From the Guidelines
Jardiance (empagliflozin) is generally not recommended for patients with end-stage renal disease (ESRD). Patients with ESRD, especially those on dialysis, should not take Jardiance because the medication works by causing the kidneys to remove excess glucose through urine, and this mechanism becomes ineffective when kidney function is severely impaired.
Key Points to Consider
- The FDA specifically states that Jardiance is not recommended for patients with an eGFR below 30 mL/min/1.73m², and it's contraindicated in patients with ESRD, as noted in the study 1.
- The medication would provide little to no glycemic benefit in ESRD patients while potentially increasing the risk of side effects such as volume depletion, hypotension, and electrolyte imbalances.
- For ESRD patients with diabetes, other diabetes medications that don't rely on kidney function for their effectiveness, such as insulin, certain GLP-1 receptor agonists, or DPP-4 inhibitors, would be more appropriate treatment options, as suggested by the guidelines in 2 and 3.
- Always consult with a nephrologist or endocrinologist for personalized medication recommendations for diabetes management in the context of ESRD, considering the latest guidelines and evidence from studies like 4.
Additional Considerations
- The use of SGLT2 inhibitors like empagliflozin in patients with advanced CKD has been explored in trials, showing benefits in reducing the risk of kidney disease progression and cardiovascular events, but these benefits are most significant in patients with eGFR above 20 mL/min/1.73m², as discussed in 3 and 4.
- The selection of specific agents for patients with type 2 diabetes and CKD may depend on comorbidity and CKD stage, with SGLT2 inhibitors being more useful for patients at high risk of CKD progression, as noted in 3.
From the FDA Drug Label
JARDIANCE is contraindicated in patients with severe renal impairment, end-stage renal disease, or dialysis (4) Assess renal function before initiating JARDIANCE. Do not initiate JARDIANCE if eGFR is below 45 mL/min/1.73 m2 (2.2) Discontinue JARDIANCE if eGFR falls persistently below 45 mL/min/1.73 m2 (2. 2) The efficacy and safety of JARDIANCE have not been established in patients with severe renal impairment, with ESRD, or receiving dialysis.
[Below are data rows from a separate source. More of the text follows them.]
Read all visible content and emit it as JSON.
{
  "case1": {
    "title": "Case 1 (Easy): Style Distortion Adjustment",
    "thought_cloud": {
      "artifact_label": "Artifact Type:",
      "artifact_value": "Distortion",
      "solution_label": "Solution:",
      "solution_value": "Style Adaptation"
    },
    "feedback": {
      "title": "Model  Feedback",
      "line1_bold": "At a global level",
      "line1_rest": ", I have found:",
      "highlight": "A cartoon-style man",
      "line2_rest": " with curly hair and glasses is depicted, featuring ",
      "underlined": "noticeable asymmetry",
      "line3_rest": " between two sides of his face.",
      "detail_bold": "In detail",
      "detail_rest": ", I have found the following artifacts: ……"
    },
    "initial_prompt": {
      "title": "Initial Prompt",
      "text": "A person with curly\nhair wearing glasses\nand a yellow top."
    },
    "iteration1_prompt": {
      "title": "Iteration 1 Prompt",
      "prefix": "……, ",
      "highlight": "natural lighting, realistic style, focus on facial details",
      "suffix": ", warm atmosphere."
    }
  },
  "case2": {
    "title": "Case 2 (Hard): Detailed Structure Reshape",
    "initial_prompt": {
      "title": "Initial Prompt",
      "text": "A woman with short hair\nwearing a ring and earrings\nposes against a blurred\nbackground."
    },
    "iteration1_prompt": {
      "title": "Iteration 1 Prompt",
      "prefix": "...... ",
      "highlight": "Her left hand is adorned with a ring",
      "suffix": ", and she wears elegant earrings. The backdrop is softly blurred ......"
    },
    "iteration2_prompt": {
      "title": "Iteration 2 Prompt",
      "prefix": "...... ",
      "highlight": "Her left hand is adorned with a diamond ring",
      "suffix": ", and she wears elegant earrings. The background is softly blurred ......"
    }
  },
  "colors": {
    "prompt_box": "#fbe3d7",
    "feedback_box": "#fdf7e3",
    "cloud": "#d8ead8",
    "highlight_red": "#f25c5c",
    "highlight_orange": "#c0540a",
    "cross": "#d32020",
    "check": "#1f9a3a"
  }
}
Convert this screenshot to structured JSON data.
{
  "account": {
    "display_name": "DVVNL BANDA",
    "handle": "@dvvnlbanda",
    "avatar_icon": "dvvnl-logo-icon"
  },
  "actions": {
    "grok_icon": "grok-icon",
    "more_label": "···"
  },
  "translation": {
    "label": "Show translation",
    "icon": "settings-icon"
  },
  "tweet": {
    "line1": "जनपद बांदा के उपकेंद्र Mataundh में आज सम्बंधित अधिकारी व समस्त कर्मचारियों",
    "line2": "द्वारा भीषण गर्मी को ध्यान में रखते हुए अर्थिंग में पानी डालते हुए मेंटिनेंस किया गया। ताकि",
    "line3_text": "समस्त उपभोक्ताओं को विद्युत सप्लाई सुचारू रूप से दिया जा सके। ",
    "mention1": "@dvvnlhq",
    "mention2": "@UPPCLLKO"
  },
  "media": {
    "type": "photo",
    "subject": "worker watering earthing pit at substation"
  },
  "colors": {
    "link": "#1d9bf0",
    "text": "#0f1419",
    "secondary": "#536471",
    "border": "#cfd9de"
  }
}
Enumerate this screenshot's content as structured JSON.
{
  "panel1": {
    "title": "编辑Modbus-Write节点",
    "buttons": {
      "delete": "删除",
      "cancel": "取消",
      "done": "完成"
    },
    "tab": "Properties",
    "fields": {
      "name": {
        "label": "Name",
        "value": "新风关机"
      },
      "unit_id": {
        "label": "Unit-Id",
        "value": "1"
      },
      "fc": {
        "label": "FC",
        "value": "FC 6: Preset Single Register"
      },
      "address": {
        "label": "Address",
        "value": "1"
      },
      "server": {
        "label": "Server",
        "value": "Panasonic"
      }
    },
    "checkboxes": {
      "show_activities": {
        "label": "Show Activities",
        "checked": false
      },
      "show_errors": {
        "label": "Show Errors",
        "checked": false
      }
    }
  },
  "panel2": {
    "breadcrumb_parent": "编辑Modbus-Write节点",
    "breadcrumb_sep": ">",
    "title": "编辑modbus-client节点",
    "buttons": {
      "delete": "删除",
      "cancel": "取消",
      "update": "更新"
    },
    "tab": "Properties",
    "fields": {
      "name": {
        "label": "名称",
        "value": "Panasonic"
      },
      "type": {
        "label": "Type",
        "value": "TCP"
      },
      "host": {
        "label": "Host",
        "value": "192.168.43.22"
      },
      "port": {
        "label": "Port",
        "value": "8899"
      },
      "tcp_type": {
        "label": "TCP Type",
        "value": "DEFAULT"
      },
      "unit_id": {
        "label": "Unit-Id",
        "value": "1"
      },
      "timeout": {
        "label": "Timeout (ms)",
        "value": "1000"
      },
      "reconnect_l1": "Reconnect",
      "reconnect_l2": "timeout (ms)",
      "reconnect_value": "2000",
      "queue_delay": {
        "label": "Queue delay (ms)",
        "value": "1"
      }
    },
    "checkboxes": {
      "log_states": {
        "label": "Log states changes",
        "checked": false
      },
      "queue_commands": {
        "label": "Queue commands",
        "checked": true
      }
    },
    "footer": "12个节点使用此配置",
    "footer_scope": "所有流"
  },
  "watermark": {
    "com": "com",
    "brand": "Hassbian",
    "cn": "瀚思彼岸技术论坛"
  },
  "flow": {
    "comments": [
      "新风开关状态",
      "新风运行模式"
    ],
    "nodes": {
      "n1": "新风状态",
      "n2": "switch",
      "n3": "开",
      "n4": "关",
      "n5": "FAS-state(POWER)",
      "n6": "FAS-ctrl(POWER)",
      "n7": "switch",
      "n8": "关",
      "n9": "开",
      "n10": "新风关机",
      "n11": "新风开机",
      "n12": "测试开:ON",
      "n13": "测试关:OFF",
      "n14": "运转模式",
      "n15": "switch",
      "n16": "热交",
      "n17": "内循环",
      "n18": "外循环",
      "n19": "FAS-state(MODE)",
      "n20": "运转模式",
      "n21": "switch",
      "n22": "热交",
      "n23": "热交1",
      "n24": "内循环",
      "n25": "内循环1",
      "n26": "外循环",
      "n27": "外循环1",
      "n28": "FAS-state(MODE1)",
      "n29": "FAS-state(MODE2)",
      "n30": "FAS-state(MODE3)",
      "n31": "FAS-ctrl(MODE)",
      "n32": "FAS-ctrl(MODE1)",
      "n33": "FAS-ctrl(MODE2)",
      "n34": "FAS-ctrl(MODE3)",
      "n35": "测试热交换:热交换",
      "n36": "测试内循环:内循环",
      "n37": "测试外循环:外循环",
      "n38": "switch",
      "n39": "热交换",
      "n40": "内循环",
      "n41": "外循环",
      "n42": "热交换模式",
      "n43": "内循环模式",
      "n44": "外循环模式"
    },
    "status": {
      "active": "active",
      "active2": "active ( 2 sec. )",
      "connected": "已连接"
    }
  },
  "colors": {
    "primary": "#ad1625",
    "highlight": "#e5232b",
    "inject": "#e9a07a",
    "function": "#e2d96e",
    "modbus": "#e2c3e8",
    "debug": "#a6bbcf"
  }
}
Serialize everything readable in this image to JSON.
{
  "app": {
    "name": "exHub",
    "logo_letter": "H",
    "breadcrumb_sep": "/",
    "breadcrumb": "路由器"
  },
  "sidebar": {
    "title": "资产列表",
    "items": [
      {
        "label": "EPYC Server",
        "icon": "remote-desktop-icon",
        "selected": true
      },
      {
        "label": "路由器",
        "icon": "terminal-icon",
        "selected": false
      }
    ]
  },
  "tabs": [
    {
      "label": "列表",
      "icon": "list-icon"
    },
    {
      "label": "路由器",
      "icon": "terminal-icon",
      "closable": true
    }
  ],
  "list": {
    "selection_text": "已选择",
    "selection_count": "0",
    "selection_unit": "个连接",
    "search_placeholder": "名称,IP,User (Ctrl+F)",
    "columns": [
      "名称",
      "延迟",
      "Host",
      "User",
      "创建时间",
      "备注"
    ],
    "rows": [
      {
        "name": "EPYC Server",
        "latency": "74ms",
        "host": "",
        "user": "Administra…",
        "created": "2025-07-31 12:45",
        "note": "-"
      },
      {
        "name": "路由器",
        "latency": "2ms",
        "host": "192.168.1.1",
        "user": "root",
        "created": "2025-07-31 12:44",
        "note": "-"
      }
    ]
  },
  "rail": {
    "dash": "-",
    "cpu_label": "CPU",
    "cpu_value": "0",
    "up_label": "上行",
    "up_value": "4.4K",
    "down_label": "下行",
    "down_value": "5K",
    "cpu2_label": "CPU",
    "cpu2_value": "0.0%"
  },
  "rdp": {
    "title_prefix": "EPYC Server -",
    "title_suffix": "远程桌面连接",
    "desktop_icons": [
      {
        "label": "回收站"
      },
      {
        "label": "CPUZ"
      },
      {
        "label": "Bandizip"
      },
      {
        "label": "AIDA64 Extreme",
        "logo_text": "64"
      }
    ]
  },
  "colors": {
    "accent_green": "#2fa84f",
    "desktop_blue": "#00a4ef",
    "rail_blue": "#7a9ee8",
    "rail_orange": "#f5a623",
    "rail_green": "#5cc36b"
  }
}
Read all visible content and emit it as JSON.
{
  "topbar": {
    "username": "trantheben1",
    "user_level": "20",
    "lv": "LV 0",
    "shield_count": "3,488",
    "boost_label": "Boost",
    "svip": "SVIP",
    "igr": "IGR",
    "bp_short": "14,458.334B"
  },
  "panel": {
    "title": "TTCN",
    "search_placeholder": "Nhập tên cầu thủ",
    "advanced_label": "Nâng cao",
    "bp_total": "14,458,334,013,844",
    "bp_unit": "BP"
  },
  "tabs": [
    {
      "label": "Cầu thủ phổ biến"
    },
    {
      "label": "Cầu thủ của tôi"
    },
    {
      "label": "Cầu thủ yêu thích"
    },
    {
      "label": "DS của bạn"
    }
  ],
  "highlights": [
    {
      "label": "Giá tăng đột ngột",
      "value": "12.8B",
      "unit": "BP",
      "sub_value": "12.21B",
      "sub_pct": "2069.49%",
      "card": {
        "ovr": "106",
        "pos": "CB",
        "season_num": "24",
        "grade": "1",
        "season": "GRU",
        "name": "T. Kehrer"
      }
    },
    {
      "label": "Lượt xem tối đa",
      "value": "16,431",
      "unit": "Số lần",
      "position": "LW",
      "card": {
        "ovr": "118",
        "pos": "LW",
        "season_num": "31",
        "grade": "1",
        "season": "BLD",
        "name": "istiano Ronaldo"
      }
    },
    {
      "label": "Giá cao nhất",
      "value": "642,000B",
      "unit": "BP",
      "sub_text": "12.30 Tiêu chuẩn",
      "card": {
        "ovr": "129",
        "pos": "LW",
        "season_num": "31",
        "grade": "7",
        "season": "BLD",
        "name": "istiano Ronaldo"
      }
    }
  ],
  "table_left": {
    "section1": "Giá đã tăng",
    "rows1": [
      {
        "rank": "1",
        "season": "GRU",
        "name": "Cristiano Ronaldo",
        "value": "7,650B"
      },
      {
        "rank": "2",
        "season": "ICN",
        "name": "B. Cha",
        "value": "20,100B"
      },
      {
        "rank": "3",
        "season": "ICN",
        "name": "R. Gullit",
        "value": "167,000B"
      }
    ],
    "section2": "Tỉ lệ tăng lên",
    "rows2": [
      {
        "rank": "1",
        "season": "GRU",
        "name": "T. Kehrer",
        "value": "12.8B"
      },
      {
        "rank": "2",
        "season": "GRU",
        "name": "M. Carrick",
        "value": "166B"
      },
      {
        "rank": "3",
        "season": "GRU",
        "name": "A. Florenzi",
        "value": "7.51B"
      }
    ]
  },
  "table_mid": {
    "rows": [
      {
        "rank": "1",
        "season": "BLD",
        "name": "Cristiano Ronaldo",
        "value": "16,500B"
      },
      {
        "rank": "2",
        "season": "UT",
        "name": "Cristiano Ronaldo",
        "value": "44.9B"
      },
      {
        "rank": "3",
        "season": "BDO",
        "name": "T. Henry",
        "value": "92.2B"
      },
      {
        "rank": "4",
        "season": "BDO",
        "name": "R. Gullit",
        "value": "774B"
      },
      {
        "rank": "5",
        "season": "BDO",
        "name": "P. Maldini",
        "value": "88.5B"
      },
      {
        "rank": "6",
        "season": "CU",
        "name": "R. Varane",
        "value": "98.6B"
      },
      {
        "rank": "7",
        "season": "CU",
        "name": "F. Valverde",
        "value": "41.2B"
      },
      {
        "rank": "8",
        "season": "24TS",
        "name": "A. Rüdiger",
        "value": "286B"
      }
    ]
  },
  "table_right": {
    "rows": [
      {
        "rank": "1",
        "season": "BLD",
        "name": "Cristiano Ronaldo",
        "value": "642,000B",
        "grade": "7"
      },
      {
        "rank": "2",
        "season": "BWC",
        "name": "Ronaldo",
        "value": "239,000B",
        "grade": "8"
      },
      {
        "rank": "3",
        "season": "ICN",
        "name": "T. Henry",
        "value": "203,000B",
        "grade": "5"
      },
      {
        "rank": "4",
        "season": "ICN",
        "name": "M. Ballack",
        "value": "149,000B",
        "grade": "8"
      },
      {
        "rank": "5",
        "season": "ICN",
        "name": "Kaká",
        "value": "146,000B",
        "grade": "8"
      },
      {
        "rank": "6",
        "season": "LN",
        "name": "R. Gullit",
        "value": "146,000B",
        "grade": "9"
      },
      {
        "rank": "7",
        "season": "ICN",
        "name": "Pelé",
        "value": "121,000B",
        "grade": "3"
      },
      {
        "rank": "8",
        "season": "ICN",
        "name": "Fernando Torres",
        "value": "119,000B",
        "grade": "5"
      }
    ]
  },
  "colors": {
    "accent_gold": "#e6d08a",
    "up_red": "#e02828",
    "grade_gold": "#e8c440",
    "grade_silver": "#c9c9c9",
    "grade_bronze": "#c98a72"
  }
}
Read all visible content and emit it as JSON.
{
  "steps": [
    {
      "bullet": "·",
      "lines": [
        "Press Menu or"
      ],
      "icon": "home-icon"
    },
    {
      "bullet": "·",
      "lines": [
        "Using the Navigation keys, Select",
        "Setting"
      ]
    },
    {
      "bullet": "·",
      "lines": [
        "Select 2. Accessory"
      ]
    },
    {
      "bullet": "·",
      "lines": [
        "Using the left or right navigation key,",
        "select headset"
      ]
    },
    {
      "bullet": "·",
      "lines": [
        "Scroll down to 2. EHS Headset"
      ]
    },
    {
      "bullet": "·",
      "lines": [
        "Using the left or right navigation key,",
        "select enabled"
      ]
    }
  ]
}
JARDIANCE is not expected to be effective in these patient populations [see Dosage and Administration (2.2), Contraindications (4) and Warnings and Precautions (5.1, 5.3)].
ESRD patients should not take Jardiance due to the contraindication in patients with end-stage renal disease 5.
From the Research
ESRD Patients and Jardiance
- ESRD (End-Stage Renal Disease) patients have limited treatment options for managing their condition, and the use of certain medications, such as Jardiance (empagliflozin), may be restricted due to their renal impairment 6.
- However, studies have shown that empagliflozin can be safe and effective in patients with type 2 diabetes and moderate to severe chronic kidney disease (CKD) 7.
- The safety of empagliflozin in patients with ESRD is not well established, but it may be considered as an option for those with type 2 diabetes and significant cardiovascular risk factors 8, 9.
- Empagliflozin has been shown to have a favorable effect on non-glycemic outcomes, including modest reductions in body weight and blood pressure, which may be beneficial for ESRD patients 9, 10.
Key Considerations
- ESRD patients should be closely monitored for signs of protein-energy wasting and malnutrition, as well as for potential adverse effects of empagliflozin, such as genital infections, kidney failure, and diabetic ketoacidosis 6, 8.
- The decision to initiate empagliflozin in ESRD patients should be made on a case-by-case basis, taking into account the individual patient's medical history, current medications, and potential risks and benefits 7, 9.
- Further research is needed to fully understand the safety and efficacy of empagliflozin in ESRD patients, particularly in those with advanced CKD or those undergoing dialysis 7, 10.